In Luxemburg entfallen laut IWF-Studie 3.415 Euro pro Kopf an Subventionen für fossile Brennstoffe. Damit liegt das Großherzogtum europaweit an der ersten Stelle, vor Bulgarien (2.479 Euro), Tcheschien (1.521 Euro), Polen (1.299 Euro), Dänemark (936 Euro), Belgien (828 Euro), Litauen (696 Euro) und Rumänien (645 Euro). Luxemburg ist außerdem laut einer Studie der EU-Kommission das Land mit den schlechtesten Fortschritten beim CO2-Ausstoß. Diese Werte werden wegen der aktuellen Klimagespräche in einem Artikel auf «euractiv.com» scharf kritisiert.
Im November führt Luxemburg eine EU-Delegation beim Klimagipfel von Paris an. Letzte Woche hatten die EU-Staaten unter der Leitung der Luxemburger Umweltministerin Carole Dieschbourg ihre Position für den Klimagipfel festgelegt. In der französischen Hauptstadt soll eine weltweite Lösung für die globale Erderwärmung gefunden werden.
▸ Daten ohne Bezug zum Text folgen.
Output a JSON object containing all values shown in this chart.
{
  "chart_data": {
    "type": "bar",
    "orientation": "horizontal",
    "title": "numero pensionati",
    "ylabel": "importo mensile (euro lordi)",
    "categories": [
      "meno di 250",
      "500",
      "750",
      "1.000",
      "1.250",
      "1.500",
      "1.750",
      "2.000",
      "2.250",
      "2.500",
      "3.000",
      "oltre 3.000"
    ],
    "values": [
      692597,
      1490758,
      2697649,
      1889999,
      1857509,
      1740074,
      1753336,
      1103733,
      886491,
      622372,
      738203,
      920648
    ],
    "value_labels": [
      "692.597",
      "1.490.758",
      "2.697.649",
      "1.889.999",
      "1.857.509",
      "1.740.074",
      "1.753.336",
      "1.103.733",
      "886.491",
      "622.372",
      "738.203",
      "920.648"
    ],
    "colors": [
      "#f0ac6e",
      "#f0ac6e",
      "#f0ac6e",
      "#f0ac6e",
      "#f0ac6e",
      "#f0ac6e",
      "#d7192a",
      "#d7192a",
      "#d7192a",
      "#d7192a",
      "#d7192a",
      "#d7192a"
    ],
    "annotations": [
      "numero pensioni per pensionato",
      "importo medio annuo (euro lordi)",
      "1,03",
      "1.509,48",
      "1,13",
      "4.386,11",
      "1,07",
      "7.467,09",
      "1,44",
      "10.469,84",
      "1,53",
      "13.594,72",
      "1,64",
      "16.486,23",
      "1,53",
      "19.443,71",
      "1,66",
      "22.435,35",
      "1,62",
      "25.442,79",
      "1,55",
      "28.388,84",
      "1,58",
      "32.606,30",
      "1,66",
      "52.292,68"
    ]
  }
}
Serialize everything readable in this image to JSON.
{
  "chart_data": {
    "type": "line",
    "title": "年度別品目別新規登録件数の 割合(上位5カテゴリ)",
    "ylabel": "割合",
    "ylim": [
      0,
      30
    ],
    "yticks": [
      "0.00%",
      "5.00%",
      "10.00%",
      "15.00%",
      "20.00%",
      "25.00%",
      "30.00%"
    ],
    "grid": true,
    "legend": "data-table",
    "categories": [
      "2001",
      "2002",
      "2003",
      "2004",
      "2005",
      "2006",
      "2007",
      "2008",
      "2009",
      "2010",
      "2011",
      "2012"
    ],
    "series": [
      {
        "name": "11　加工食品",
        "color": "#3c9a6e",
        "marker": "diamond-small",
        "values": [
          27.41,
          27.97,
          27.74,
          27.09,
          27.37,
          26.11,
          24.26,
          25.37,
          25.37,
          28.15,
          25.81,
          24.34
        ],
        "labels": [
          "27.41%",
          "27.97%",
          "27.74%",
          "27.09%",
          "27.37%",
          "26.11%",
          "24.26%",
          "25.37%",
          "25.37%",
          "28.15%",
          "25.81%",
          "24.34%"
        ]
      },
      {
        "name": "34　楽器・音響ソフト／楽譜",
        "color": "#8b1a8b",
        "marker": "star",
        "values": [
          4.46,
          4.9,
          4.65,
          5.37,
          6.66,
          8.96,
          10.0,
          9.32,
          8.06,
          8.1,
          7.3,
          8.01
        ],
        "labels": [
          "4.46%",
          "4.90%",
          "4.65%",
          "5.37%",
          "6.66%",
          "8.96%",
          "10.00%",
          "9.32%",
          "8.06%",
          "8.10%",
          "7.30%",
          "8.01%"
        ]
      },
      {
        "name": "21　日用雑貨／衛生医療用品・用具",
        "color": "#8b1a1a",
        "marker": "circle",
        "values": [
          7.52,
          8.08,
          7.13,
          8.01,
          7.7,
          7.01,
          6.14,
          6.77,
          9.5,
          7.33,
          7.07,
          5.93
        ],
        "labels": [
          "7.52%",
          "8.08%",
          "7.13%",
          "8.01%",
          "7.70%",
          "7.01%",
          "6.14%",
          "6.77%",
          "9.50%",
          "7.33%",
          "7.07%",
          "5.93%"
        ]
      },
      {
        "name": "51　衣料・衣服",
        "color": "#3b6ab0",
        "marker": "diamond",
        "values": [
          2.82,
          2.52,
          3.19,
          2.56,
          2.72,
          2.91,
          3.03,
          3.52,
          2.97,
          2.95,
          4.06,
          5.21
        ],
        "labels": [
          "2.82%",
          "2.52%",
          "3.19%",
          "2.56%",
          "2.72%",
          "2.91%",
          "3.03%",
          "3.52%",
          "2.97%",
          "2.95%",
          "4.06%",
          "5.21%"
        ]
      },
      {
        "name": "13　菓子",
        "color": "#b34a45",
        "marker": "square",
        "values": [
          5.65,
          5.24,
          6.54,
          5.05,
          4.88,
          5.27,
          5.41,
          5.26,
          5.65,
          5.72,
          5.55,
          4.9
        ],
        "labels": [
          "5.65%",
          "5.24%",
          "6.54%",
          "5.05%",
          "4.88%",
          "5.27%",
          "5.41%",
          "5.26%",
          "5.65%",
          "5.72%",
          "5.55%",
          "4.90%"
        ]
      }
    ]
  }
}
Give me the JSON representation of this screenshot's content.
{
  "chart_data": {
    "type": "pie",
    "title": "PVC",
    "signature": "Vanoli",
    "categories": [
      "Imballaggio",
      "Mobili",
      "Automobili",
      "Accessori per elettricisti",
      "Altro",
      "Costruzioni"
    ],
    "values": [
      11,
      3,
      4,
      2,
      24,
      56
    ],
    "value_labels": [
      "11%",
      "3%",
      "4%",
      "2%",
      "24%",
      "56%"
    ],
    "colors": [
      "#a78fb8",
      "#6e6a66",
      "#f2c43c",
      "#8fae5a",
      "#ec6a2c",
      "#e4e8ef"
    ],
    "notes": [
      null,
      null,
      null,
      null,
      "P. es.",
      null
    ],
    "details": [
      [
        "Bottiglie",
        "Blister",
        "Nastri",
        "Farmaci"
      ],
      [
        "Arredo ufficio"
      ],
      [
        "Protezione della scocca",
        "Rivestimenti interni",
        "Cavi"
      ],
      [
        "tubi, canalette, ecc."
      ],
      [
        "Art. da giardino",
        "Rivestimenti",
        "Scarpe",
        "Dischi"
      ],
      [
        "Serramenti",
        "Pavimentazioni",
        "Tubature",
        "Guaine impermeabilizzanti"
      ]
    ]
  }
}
Und in diesem Zusammenhang spielen die CO2-Emiissionen und fossilen Brennstoffe eine bedeutende Rolle.
Nicht gläubwürdig
Mit solchen Werten in eine Diskussion über den Klimaschutz zu gehen sei aber nicht seriös, meinen Kritiker. Der Direktor der NGO «Green budget Europe» spricht im «euractiv»-Artikel von einem Mangel an Glaubwürdigkeit. Das Land müsse unbedingt seine Subventionen für die «dreckigen Kraftstoffe» reduzieren und den Tanktourismus bekämpfen bevor es in die Klimagespräche geht. Das Land bereichere sich auf Kosten seiner Nachbarn.
Die luxemburgische Umweltministerin aber widerspricht. Im Gegensatz zu anderen Ländern würde Luxemburg nicht direkt die fossilen Brennstoffe subventionieren. Des Weiteren respektiere das Land sämtliche Steuerrichtlinien. Auch bei der Reduzierung der CO2-Emissionen liege das Land im Soll. Die Umweltminister der EU hätten ein starkes Mandat für den Klimagipfel erhalten. Luxemburg werde die in Paris getroffenen Beschlüsse respektieren und umsetzen. Ein Sprecher der Ministerin erinnert daran, dass auch die Kyoto-Beschlüsse während einer Luxemburger Ratspräsidentschaft gefällt wurde.
Außergewöhnliche Situation
Im «euractiv»-Artikel wird erklärt, dass lediglich 20 Prozent des in Luxemburg getankten Treibstoffs für den inländischen Verkehr bestimmt sind. Laut Luxemburger Umweltministerin würden auch die Pendler bei den Statistiken nicht berücksichtigt. Seit etwa zehn Jahren würde die OECD, die Internationale Energieagentur und die EU-Kommission dem Land nahelegen, seine Treibstoff-Steuern zu erhöhen.
Luxemburg unternimmt schon etwas gegen den Tanktourismus. Die Einnahmen der Verbrauchersteuern auf den Kraftstoffen sind innerhalb des letzten Jahres stark gesunken. Sie spülten im ersten Halbjahr etwa 589 Millionen Euro in die Staatskasse, fast 97 Millionen Euro weniger als im Vorjahr. Laut Finanzminister Pierre Gramegna lässt sich diese Entwicklung unter anderem durch die Tatsache erklären, dass die Preisunterschiede beim Sprit im Vergleich zum Ausland schrumpfen.
Indes werden Stimmen laut, die weitere Anstrengungen verlangen. «Wenn wir die Subventionen stoppen, werden wir die Ressourcen haben, die wir brauchen», sagte OECD-Generalsekretär José Ángel Gurría am Montag in Paris. Von 2010 bis 2014 wurden laut OECD Kohle, Erdgas und Erdöl jährlich mit zwischen 142 bis 178 Milliarden Euro in 34 OECD-Staaten und sechs Schwellenländern subventioniert. Da bestehe noch viel Spielraum, so die OECD.